Le couillon de 7 heures

Mon retour était pourtant bien engagé. D’habitude, quand je rentre de Bretagne à Paris, c’est un dimanche après midi après un seul jour de repos… qui se termine généralement à une heure du matin au 1880 Café…

Hier, frais et rose, j’ai quitté Loudéac à 13h, pensant bien restituer la voiture vers 17h30 et me pointer à la Comète vers 18 heures, après avoir déposé les armes à la maison. J’étais d’ailleurs pressé d’arriver pour élucider un mystère.

Le vieux Joël m’avait laissé un message sur mon répondeur, la veille (lundi soir, 1er novembre) : « Bordel, rappelle moi, la Comète est fermée et la terrasse est sortie. » Je l’avais rappelé et il m’avait fait part de son inquiétude. J’en avais conclu que la Comète n’avait pas ouvert ce jour férié mais que les zozos chargés de sortir la terrasse l’avaient fait quand même. J’ai envoyé un SMS au patron ne pouvant faire plus.

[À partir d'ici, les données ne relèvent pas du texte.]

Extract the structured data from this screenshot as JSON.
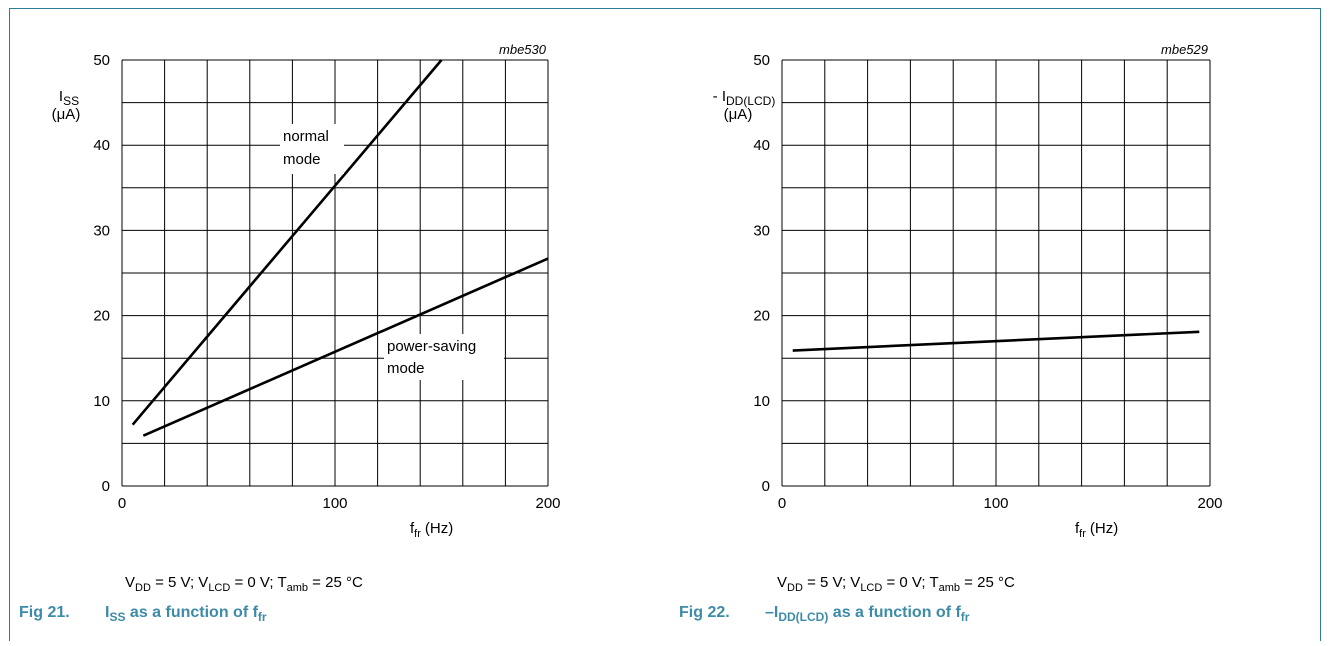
{
  "figures": [
    {
      "code": "mbe530",
      "ylabel_main": "I",
      "ylabel_sub": "SS",
      "yunit": "(μA)",
      "xlabel_main": "f",
      "xlabel_sub": "fr",
      "xunit": "(Hz)",
      "conditions": {
        "vdd": "V",
        "vdd_sub": "DD",
        "vdd_val": " = 5 V; V",
        "vlcd_sub": "LCD",
        "vlcd_val": " = 0 V; T",
        "tamb_sub": "amb",
        "tamb_val": " = 25 °C"
      },
      "caption": {
        "num": "Fig 21.",
        "t1": "I",
        "t1_sub": "SS",
        "t2": " as a function of f",
        "t2_sub": "fr"
      },
      "annotations": [
        {
          "line1": "normal",
          "line2": "mode"
        },
        {
          "line1": "power-saving",
          "line2": "mode"
        }
      ]
    },
    {
      "code": "mbe529",
      "ylabel_main": "- I",
      "ylabel_sub": "DD(LCD)",
      "yunit": "(μA)",
      "xlabel_main": "f",
      "xlabel_sub": "fr",
      "xunit": "(Hz)",
      "conditions": {
        "vdd": "V",
        "vdd_sub": "DD",
        "vdd_val": " = 5 V; V",
        "vlcd_sub": "LCD",
        "vlcd_val": " = 0 V; T",
        "tamb_sub": "amb",
        "tamb_val": " = 25 °C"
      },
      "caption": {
        "num": "Fig 22.",
        "t1": "–I",
        "t1_sub": "DD(LCD)",
        "t2": " as a function of f",
        "t2_sub": "fr"
      },
      "annotations": []
    }
  ],
  "chart_data": [
    {
      "type": "line",
      "xlim": [
        0,
        200
      ],
      "ylim": [
        0,
        50
      ],
      "xticks": [
        0,
        100,
        200
      ],
      "yticks": [
        0,
        10,
        20,
        30,
        40,
        50
      ],
      "xtick_labels": [
        "0",
        "100",
        "200"
      ],
      "ytick_labels": [
        "0",
        "10",
        "20",
        "30",
        "40",
        "50"
      ],
      "x_grid_step": 20,
      "y_grid_step": 5,
      "grid": true,
      "series": [
        {
          "name": "normal mode",
          "x": [
            5,
            150
          ],
          "y": [
            7.2,
            50
          ]
        },
        {
          "name": "power-saving mode",
          "x": [
            10,
            200
          ],
          "y": [
            5.9,
            26.7
          ]
        }
      ]
    },
    {
      "type": "line",
      "xlim": [
        0,
        200
      ],
      "ylim": [
        0,
        50
      ],
      "xticks": [
        0,
        100,
        200
      ],
      "yticks": [
        0,
        10,
        20,
        30,
        40,
        50
      ],
      "xtick_labels": [
        "0",
        "100",
        "200"
      ],
      "ytick_labels": [
        "0",
        "10",
        "20",
        "30",
        "40",
        "50"
      ],
      "x_grid_step": 20,
      "y_grid_step": 5,
      "grid": true,
      "series": [
        {
          "x": [
            5,
            195
          ],
          "y": [
            15.9,
            18.1
          ]
        }
      ]
    }
  ]
}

C’est hier soir, en arrivant à 20 heures à la Comète, que j’en ai eu confirmation.

20 heures… 6h45 de route pour faire 440 km (plus quinze minutes pour rendre la voiture et rentrer à Bicêtre). J’ai déjà fait mieux. En fait, je n’ai quasiment jamais fait autant sauf il y a une dizaine d’années quand la neige avec bloqué l’A10, un dimanche soir, juste après le péage.

Le pire est que je suis arrivé au péage de la Gravelle « dans les temps », vers 16h30.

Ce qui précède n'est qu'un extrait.